LD(a) is one of those obscure not well understood tests where a high reading has a statistical association with heart disease but also with inflammation. As inflammation comes down so should LD(a). Since their is no recognized treatment for high LDa I question the logic of even getting the test. If you’re worried about heart attack risk why not get the best predictor, a Coronary Artery Calcium Score. But even if my were high my answer to the best treatment would be a low carb, high fat, no sugar diet.
I believe that niacin has been shown effective in lowering Lp(a).
Niacin has been shown not decrease heart disease risk: AIM-HIGH Investigators et al. Niacin in patients with low HDL cholesterol levels receiving intensive statin therapy. N Engl J Med. 2011;365:2255–2267. [PubMed] AIM-HIGH was the first double-blind, randomized, multicenter trial to assess the effect on cardiovascular events of adding extended-release niacin to statin-treated patients with established ASCVD and atherogenic dyslipidemia with well-controlled LDL-C. The study demonstrated a lack of efficacy of niacin in improving cardiovascular outcomes and was halted early after 3 years of follow-up
34. HPS2-THRIVE Collaborative Group et al.
Hi Dr Paul,
Thanks for this info. My doctor was impressed with my first-ever-since menopause significant weight loss (I’m 60), and my ‘distance’ from diabetes, from a blood test reading – the first I’ve had since Jan when I went zero carb – but nearly had a fit when he saw my cholesterol reading, which he said was waaaay too high.
I shall now email this article and see what he says.
I must say though; the old life-long conditioning about fats’ danger to arteries is still an issue I have to deal with on a daily basis 🙁 Other than that though, I’ve never felt better and am free of the sugar cravings for the first time in decades.
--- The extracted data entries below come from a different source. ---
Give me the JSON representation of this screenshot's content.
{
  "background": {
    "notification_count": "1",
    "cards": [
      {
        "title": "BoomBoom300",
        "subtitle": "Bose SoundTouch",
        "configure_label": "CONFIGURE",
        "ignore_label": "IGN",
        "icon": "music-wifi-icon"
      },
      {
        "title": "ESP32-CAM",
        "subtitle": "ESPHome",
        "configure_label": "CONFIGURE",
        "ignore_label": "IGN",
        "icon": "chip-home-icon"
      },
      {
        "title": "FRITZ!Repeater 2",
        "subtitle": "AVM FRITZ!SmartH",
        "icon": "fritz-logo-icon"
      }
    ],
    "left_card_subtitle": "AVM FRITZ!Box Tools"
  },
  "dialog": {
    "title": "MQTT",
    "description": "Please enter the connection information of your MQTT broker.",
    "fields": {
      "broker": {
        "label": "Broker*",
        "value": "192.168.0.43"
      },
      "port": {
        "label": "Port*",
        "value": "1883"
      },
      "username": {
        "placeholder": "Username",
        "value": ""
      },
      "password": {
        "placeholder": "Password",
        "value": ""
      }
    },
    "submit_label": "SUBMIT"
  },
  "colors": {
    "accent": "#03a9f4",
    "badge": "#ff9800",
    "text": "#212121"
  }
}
One question: if I’ve had metabolic syndrome for decades and am only recently starting to address this by going zero carb, am I able to undo the damage I’ve caused to my system?
Anne, Australia
Anne, I think that the metabolic syndrome is caused in susceptible people (at least 60% of the earth’s population) by sugar. Once you have it you cannot tolerate very much carbohydrate or high levels of protein. From what I’ve seen people report on Zero Carb blogs it seems to me that people who are younger and were fat for a shorter period can regain the ability to tolerate much greater amounts of carbohydrate and protein without getting fat or having high blood sugars. People who like me were sugar abusers for 62 years may never regain the ability to tolerate carbs and high protein and there’s a spectrum between the two extremes. The good news is that it’s high blood sugars and high insulin levels that drive the damage to the heart, kidneys(diabetes is the leading cause of kidney failure), nerves (Alzheimer’s AKA Type 3 diabetes), eyes (diabetes is the leading cause of blindness) and a combination of a low carb, high fat, moderate protein diet with intermittent fasting can return blood sugars to high school normals. The highest predictor of the risk of a person with diabetes developing one of these complications mentioned above is the Hemoglobin A1c which reflects the average blood sugar for the previous 90-120 days. The dietary intervention I mentioned lowers this to non-diabetic levels and thus lowers the risk of all these complications. Fatty liver and the dangerous mesenteric fat also dramatically improves. So you are definitely doing great things for your health.